The 'Heather Bell' docked in Newcastle

The 'Heather Bell' docked in Newcastle

The wooden barque 'Heather Bell', 479 tons, docked in Newcastle, with the Coutts Sailor's Home in view to the furthest right. [wooden ship, later barque rigged, 472 tons, later 575 and then 479 tons (due to minor alterations and remeasurements) 155.0 x 28.5 x 17.5. Built 1855 Hall, Aberdeen. ON32005. Owners: built for Thomas Brown and Co., registered Hobart: sold to Samuel Tullock and registered Launceston: acquired in early 1870s by Anderson, Anderson and Co., and registered London (reversing a more common trend of Australian owners buying from English proprietors) returned to Australian owners at Melbourne in 1881. In October 1882 owned by George Bailey and registered Port Adelaide. In August 1888 sold to owners in Newcastle, NSW and believed to have been allowed to rot on the bank, however Lubbock states she was broken up in Sydney in 1894. Until her sale toward the end of the 1870s this vessel was regularly employed in the UK-Australian trade and initially was employed sailing to Tasmania, upon sale to Anderson she commenced to trade more frequently to Sydney and Melbourne. The ship was famous for an exceptionally fast run to England of 67 days in 1856 that was seldom bettered ('Vanished Fleets', by Villiers, page 220 gives full details and also 'Colonial Clippers' page 127 and 128. Australian owners available from AMHS on request).

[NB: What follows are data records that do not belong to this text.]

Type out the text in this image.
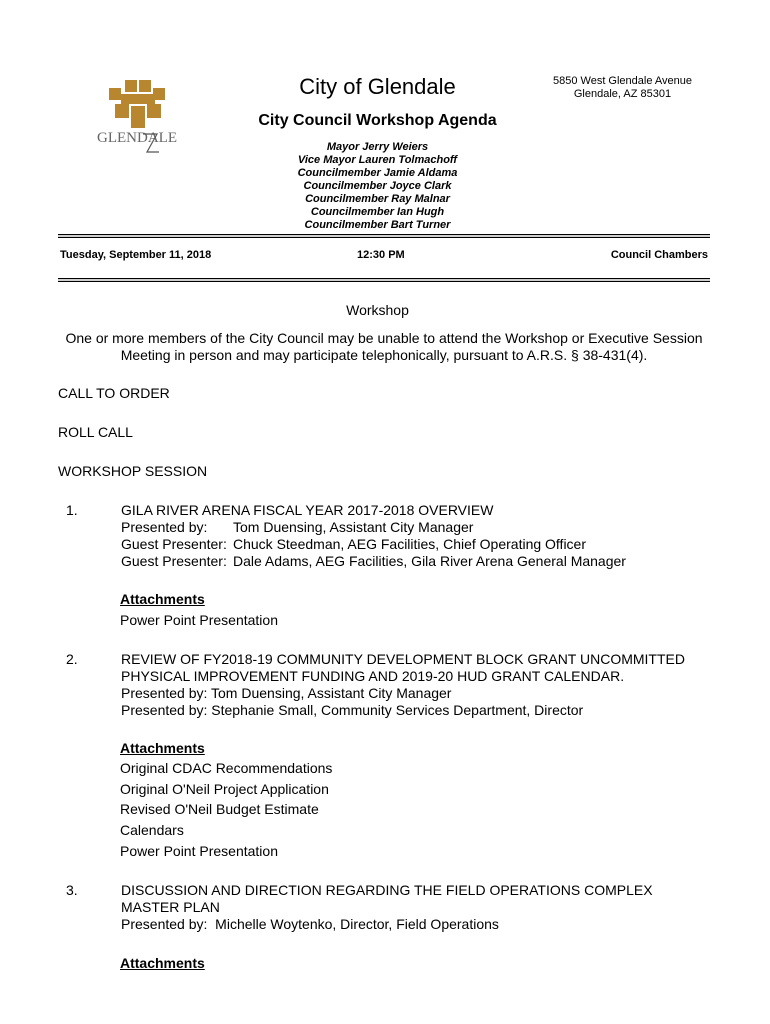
GLENDALE
City of Glendale	5850 West Glendale Avenue
Glendale, AZ 85301
City Council Workshop Agenda
Mayor Jerry Weiers
Vice Mayor Lauren Tolmachoff
Councilmember Jamie Aldama
Councilmember Joyce Clark
Councilmember Ray Malnar
Councilmember Ian Hugh
Councilmember Bart Turner
Tuesday, September 11, 2018	12:30 PM	Council Chambers
Workshop
One or more members of the City Council may be unable to attend the Workshop or Executive Session
Meeting in person and may participate telephonically, pursuant to A.R.S. § 38-431(4).
CALL TO ORDER
ROLL CALL
WORKSHOP SESSION
1.	GILA RIVER ARENA FISCAL YEAR 2017-2018 OVERVIEW
Presented by:	Tom Duensing, Assistant City Manager
Guest Presenter: Chuck Steedman, AEG Facilities, Chief Operating Officer
Guest Presenter: Dale Adams, AEG Facilities, Gila River Arena General Manager
Attachments
Power Point Presentation
2.	REVIEW OF FY2018-19 COMMUNITY DEVELOPMENT BLOCK GRANT UNCOMMITTED
PHYSICAL IMPROVEMENT FUNDING AND 2019-20 HUD GRANT CALENDAR.
Presented by: Tom Duensing, Assistant City Manager
Presented by: Stephanie Small, Community Services Department, Director
Attachments
Original CDAC Recommendations
Original O'Neil Project Application
Revised O'Neil Budget Estimate
Calendars
Power Point Presentation
3.	DISCUSSION AND DIRECTION REGARDING THE FIELD OPERATIONS COMPLEX
MASTER PLAN
Presented by:  Michelle Woytenko, Director, Field Operations
Attachments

The 'Heather Bell' in Port Adelaide

The 'Heather Bell' in Port Adelaide

The wooden barque 'Heather Bell', 479 tons, in Port Adelaide [wooden ship, later barque rigged, 472 tons, later 575 and then 479 tons (due to minor alterations and remeasurements) 155.0 x 28.5 x 17.5. Built 1855 Hall, Aberdeen. ON32005. Owners: built for Thomas Brown and Co., registered Hobart: sold to Samuel Tullock and registered Launceston: acquired in early 1870s by Anderson, Anderson and Co., and registered London (reversing a more common trend of Australian owners buying from English proprietors) returned to Australian owners at Melbourne in 1881. In October 1882 owned by George Bailey and registered Port Adelaide. In August 1888 sold to owners in Newcastle, NSW and believed to have been allowed to rot on the bank, however Lubbock states she was broken up in Sydney in 1894. Until her sale toward the end of the 1870s this vessel was regularly employed in the UK-Australian trade and initially was employed sailing to Tasmania, upon sale to Anderson she commenced to trade more frequently to Sydney and Melbourne. The ship was famous for an exceptionally fast run to England of 67 days in 1856 that was seldom bettered ('Vanished Fleets', by Villiers, page 220 gives full details and also 'Colonial Clippers' page 127 and 128. Australian owners available from AMHS on request).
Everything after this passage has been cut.